1. Prove if series converges or diverges

$\displaystyle \sum\,\frac{n-1}{n^{2}}$

I'm having a brain fart, I don't know if this converges or not.

2. Originally Posted by Pinkk
$\displaystyle \sum\,\frac{n-1}{n^{2}}$

I'm having a brain fart, I don't know if this converges or not.
$\displaystyle \sum_{n=1}^{\infty}\frac{n-1}{n^2}=\sum_{n=1}^{\infty}\frac{1}{n}-\sum_{n=1}^{\infty}\frac{1}{n^2}$

The first sum is the harmonic series and diverges to infintiy and the 2nd sums to $\displaystyle \frac{\pi^2}{6}$ is I remember correctly so the sum diverges to infinity.

3. Originally Posted by Pinkk
$\displaystyle \sum\,\frac{n-1}{n^{2}}$

I'm having a brain fart, I don't know if this converges or not.
limit comparison with the known divergent series $\displaystyle \sum \frac{1}{n}$ ...

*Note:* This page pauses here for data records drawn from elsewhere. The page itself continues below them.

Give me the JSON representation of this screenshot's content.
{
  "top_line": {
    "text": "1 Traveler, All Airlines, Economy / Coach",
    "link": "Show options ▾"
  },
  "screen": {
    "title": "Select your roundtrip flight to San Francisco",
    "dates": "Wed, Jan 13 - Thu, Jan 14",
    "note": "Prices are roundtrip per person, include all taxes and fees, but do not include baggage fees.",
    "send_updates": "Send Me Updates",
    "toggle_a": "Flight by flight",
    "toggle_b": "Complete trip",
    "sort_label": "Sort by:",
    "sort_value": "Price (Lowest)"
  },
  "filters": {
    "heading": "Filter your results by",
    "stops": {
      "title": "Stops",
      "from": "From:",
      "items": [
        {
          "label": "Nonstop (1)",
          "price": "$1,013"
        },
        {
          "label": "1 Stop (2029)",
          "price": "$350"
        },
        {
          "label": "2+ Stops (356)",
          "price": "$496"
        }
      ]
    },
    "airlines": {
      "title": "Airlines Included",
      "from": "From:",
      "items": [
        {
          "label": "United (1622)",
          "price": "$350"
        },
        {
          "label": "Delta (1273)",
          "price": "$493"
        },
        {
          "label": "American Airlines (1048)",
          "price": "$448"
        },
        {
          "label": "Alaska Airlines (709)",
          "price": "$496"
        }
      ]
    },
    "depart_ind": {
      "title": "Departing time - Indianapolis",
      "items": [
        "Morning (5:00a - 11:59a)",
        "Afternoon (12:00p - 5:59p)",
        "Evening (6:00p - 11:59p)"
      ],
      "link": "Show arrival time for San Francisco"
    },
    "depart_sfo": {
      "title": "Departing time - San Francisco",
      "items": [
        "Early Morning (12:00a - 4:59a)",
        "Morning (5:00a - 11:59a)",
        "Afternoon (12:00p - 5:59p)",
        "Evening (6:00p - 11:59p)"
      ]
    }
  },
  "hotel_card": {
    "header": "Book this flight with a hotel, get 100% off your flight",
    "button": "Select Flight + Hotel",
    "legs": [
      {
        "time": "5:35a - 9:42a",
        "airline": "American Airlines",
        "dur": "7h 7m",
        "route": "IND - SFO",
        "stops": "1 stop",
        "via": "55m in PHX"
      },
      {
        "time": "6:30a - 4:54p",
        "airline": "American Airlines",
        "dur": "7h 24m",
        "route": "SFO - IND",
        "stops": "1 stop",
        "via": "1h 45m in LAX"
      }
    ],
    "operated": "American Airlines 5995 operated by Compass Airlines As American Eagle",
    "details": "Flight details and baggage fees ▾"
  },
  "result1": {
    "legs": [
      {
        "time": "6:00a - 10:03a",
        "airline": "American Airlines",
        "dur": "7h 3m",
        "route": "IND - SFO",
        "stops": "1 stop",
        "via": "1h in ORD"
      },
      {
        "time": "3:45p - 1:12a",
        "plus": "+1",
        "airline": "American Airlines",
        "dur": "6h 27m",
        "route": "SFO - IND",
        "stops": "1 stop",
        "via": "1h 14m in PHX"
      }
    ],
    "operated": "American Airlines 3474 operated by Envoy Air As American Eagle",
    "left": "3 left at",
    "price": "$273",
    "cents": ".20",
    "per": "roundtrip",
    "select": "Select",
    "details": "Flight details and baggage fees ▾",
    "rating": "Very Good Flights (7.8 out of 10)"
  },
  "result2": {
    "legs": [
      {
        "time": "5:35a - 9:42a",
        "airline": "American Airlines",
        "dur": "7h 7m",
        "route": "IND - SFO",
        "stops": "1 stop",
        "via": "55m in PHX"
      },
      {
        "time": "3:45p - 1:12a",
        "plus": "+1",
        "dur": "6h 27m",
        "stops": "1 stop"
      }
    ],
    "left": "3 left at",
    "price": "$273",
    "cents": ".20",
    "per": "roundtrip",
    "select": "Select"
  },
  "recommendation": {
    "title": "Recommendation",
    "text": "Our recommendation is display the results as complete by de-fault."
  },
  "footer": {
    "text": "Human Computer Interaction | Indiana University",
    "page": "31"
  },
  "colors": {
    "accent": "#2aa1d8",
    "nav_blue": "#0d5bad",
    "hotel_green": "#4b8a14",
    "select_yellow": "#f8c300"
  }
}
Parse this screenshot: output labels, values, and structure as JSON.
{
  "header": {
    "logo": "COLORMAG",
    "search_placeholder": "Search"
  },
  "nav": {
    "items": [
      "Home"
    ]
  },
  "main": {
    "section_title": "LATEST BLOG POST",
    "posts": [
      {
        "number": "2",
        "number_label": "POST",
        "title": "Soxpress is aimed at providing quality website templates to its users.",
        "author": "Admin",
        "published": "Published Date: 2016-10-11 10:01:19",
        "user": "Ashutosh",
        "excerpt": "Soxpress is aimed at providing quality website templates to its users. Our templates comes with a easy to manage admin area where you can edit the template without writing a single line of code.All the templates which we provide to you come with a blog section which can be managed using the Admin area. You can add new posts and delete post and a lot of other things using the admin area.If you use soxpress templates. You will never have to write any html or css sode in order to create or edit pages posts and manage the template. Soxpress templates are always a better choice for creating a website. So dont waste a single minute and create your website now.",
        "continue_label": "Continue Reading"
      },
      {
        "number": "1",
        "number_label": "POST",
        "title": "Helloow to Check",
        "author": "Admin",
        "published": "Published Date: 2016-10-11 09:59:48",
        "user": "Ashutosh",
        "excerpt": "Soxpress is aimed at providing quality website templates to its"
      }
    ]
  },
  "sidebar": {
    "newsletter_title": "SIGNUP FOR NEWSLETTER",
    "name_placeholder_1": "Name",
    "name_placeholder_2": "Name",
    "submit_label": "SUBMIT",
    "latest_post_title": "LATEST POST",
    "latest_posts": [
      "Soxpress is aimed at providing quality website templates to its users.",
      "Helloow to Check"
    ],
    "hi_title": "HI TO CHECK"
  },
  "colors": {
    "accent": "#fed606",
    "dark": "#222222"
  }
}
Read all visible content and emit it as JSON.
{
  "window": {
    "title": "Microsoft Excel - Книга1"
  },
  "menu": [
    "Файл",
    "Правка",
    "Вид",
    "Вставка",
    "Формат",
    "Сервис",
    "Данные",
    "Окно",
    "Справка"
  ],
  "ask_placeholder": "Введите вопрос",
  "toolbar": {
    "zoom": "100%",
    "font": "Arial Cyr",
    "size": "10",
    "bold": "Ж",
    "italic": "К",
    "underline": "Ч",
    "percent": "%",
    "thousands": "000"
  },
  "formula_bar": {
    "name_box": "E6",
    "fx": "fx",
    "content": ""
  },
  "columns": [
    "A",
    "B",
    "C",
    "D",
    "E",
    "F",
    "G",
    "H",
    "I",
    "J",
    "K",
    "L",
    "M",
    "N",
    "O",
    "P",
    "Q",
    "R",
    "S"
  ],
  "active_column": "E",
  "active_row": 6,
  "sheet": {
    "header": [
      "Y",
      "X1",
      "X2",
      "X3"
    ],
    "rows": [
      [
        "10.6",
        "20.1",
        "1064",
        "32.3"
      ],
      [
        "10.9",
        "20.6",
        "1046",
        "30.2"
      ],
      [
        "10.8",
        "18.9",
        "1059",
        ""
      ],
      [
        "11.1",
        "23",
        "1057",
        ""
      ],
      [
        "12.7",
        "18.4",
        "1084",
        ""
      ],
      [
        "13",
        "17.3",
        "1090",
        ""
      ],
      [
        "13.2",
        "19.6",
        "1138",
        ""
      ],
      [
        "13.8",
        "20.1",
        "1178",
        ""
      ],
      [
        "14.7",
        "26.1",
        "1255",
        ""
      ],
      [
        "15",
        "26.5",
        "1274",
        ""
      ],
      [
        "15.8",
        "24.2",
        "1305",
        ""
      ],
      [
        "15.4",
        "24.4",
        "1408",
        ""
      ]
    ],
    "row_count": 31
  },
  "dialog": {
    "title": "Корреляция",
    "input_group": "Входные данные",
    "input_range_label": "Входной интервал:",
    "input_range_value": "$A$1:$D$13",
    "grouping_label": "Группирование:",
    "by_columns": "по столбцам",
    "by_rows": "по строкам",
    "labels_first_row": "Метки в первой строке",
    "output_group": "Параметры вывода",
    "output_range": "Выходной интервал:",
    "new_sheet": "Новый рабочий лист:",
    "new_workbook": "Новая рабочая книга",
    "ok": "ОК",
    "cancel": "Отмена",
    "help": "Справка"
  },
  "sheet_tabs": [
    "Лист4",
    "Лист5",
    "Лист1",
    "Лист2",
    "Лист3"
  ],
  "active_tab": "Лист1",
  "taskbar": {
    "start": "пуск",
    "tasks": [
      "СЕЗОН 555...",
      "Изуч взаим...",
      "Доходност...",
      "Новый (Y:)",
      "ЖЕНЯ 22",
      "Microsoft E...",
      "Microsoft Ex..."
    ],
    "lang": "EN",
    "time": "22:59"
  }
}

$\displaystyle \lim_{n \to \infty} \frac{\frac{n-1}{n^2}}{\frac{1}{n}}$

$\displaystyle \lim_{n \to \infty} \frac{n-1}{n^2} \cdot \frac{n}{1} = 1$

series diverges

4. Hmm, that seems obvious enough, but since I'm in a real analysis course, I have to show this a bit more formally; it was never proven in my class that the sum/difference of a divergent and a convergent series is divergent.